Molto ben preparato il cast dei solisti, chiamati comunque a muoversi, anche in assenza di scenografia, per riprodurre in parte l’azione. I due protagonisti, epigoni di Romeo e Giulietta, erano il tenore Alek Shrader, Tony, e il soprano Nadine Sierra, Maria. Il capo dei Jets, Riff, era interpretato dal baritono Mark Stone, mentre il basso Andrea D’Amelio era Bernardo, leader degli Sharks. Molto vivaci e in ruolo Tia Architto, Anita, e Aigul Akhmetshina, Rosalia.
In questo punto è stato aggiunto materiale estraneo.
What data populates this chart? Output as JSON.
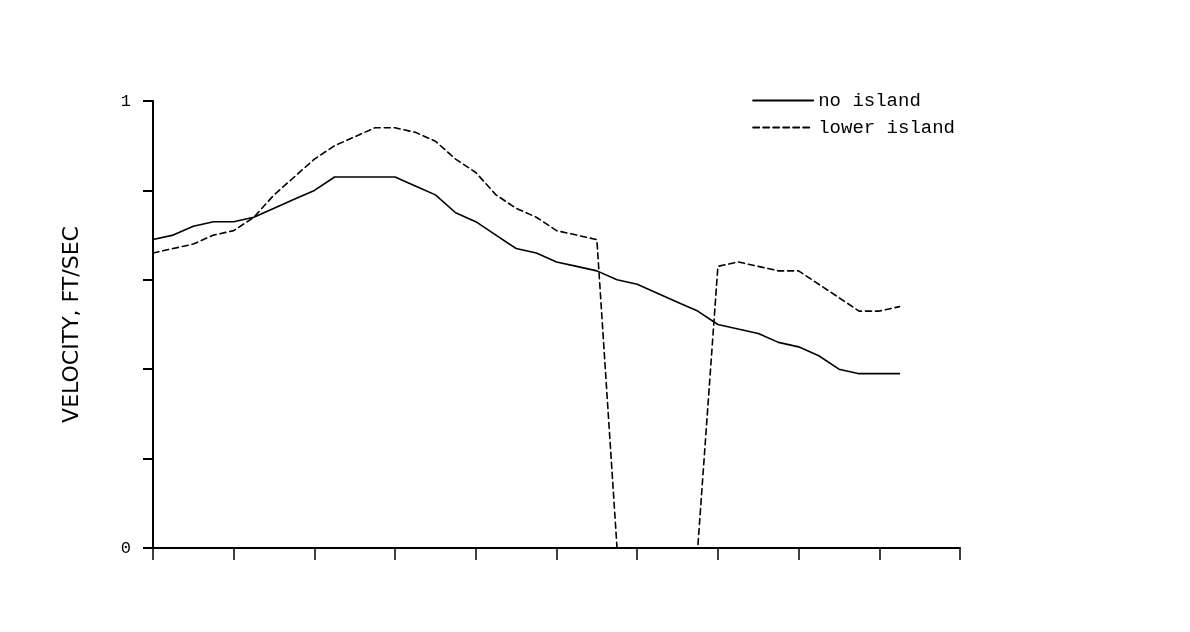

E altrettanto lodevoli Andrea Giovannini, Action, Kris Belligh in vari personaggi, Francesca Calò, Consuelo, Marta Vulpi, Francisca. È d’uopo osservare, tuttavia, che la voce impeccabile di Nadine Sierra, splendida Maria anche nel suo physique du rôle, suonava liricamente timbrata, diversamente dagli altri interpreti che cantavano per lo più in voce naturale, essendo tutti lievemente amplificati. Al riguardo Bernstein osservò, dopo la “prima” del 1957, che era risultata giusta la scelta di cantanti non lirici e non di timbro professionale, perché si sarebbe compromesso il requisito indispensabile della gioventù e della freschezza. Il che non ha minimamente frenato l’entusiasmo del pubblico di Santa Cecilia, che ha avvolto direttore ed esecutori tutti con una lunga, unanime, meritata ovazione.